= Adam Birtwistle =

British artist

Adam Birtwistle (born 1959) is a British artist whose idiosyncratic portraits of composers and musicians are represented in the National Portrait Gallery.

==Biography==
Adam Birtwistle was born in Eton in 1959 and is the son of the composer Sir Harrison Birtwistle and brother of the artist Silas Birtwistle. After attending schools in Britain and the US, he studied sculpture for four years at Chelsea School of Art and followed this with two years at the Arch Bronze Foundry, working with Ben Kneale. In 1985 he took part in designing masks and costumes for one of his father’s music theatre pieces at Dartington Summer School of Music.

In 1986 he attended printing classes at the Royal Academy while preparing his first one-man show in London with Piano Nobile Fine Paintings. Since then he has regularly held solo shows at Piano Nobile and completed numerous commissions.

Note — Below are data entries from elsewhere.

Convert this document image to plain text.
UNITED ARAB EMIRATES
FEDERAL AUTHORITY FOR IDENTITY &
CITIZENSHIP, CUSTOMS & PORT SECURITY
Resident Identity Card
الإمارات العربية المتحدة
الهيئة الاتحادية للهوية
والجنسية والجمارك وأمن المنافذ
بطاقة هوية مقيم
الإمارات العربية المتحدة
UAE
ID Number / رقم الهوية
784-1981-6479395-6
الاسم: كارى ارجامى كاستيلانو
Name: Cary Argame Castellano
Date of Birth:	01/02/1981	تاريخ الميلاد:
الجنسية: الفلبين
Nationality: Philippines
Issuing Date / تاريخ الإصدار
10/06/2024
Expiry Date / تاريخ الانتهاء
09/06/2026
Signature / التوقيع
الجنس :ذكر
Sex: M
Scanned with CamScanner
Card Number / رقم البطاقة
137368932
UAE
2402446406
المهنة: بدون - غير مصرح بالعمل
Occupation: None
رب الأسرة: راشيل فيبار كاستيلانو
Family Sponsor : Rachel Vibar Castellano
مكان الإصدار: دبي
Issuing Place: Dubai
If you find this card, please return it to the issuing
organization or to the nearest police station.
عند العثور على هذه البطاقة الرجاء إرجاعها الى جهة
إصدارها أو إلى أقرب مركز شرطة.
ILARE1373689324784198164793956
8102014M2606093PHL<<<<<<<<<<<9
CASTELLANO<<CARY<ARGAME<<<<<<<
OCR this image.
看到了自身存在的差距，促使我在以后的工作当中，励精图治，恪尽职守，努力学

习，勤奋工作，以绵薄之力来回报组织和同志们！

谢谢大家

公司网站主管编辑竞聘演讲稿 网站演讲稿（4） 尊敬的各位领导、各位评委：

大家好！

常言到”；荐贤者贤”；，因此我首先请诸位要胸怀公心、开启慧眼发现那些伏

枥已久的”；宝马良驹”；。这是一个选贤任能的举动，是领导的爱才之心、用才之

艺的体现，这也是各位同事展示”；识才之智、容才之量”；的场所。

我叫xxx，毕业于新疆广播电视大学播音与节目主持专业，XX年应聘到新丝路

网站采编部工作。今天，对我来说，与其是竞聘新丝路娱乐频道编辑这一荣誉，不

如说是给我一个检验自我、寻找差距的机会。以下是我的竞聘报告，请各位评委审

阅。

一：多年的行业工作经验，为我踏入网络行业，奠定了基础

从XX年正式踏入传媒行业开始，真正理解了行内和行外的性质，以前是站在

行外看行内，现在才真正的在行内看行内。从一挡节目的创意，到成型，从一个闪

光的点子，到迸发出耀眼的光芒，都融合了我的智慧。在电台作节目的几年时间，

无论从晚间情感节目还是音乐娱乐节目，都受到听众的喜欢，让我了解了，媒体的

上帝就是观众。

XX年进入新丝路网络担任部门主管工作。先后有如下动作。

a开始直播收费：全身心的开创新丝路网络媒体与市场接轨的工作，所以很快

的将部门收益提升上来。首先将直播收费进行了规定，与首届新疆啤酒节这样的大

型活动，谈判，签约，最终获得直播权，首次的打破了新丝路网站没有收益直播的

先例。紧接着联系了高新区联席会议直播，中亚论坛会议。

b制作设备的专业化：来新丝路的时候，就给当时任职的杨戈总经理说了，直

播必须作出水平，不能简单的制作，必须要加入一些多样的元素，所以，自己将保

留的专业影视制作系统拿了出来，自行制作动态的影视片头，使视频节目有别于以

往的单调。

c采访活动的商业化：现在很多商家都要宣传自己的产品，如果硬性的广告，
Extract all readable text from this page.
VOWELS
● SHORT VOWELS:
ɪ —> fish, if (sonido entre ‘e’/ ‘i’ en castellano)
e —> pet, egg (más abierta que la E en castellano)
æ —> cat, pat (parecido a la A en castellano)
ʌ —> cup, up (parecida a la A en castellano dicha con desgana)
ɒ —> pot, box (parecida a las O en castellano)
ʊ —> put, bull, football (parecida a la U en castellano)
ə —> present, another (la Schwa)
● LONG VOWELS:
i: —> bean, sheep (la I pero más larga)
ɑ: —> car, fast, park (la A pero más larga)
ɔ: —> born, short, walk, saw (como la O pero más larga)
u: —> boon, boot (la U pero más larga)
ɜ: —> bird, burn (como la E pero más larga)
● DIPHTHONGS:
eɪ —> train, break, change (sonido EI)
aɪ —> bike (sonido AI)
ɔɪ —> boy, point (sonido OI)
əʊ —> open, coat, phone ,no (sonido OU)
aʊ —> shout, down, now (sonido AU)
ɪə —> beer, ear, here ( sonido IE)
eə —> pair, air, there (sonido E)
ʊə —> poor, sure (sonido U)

==Commissions and paintings==
Two paintings by Birtwistle have been purchased by the National Portrait Gallery in London: a portrait of his father, Sir Harrison, and one of Elvis Costello (Declan McManus). Other musicians, conductors and composers to feature in his paintings include the pianist Alfred Brendel, and the composers Hans Werner Henze and Sir Michael Tippett.

In 1999, he was commissioned by Curtis Price to paint a portrait of his father for Dukes Hall at the Royal Academy of Music.

The following year, 2000, he was asked to paint portraits of six composers, whose operas were to be featured during the 2001 Glyndebourne Festival: Mozart, Beethoven, Verdi, Janáček, Britten and again Adam’s father, Sir Harrison. He was subsequently commissioned by Glyndebourne to paint the film and stage director, Sir Peter Hall, the artist and stage designer, David Hockney, the opera singer Anja Silja, as well as Sir George Christie, the then chairman of the Glyndebourne Festival, and his wife, Lady Christie.

Among others, Birtwistle has done portraits of the painters Craigie Aitchison and Peter Blake. Fascinated by ‘performers’ of all descriptions, his subjects vary from the astronomer, Sir Patrick Moore, and Winston Churchill, through to the actor Jeremy Irons and Dame Marjorie Scardino. In 2008 he was commissioned by the broadcaster Nick Ross to produce a series of ten paintings called "Black is White" to confront racial stereotypes. The exhibition was launched by Trevor Philips who chairs Britain's Commission for Equalities and Human Rights. The cycle includes a triptych of arguably the three most significant American black civil rights activists, Marcus Garvey, Dr Martin Luther King and Malcolm X, along with race reversal portraits of the iconic faces of Marilyn Monroe, Jessye Norman, Charles Dickens, Albert Einstein, Pablo Picasso, Abraham Lincoln and Birtwistle's second take on Sir Winston Churchill though this time painted as he would have looked with black skin pigmentation.

==Critical comments==
Lord Gowrie, chairman of the Art Council (1994/1998), described Adam Birtwistle as "an artist who brings off something uncommon and difficult. He is a serious painter with wit. This quality shows in both composition and brushwork."

Dr Charles Saumarez Smith, secretary and chief executive of the Royal Academy and formerly director of the National Gallery, regarded Adam Birtwistle as "one of the best of his generation" (*), while art critic Godfrey Barker called him "…one of our most distinguished portrait painters in what is, presently, a Golden Age of Portraiture in Britain."

Object of the Week Daily Telegraph 20 May 2002... Glyndebourne, the celebrated Sussex opera house, unveiled six paintings of people closely associated with it. They were all by Adam Birtwistle.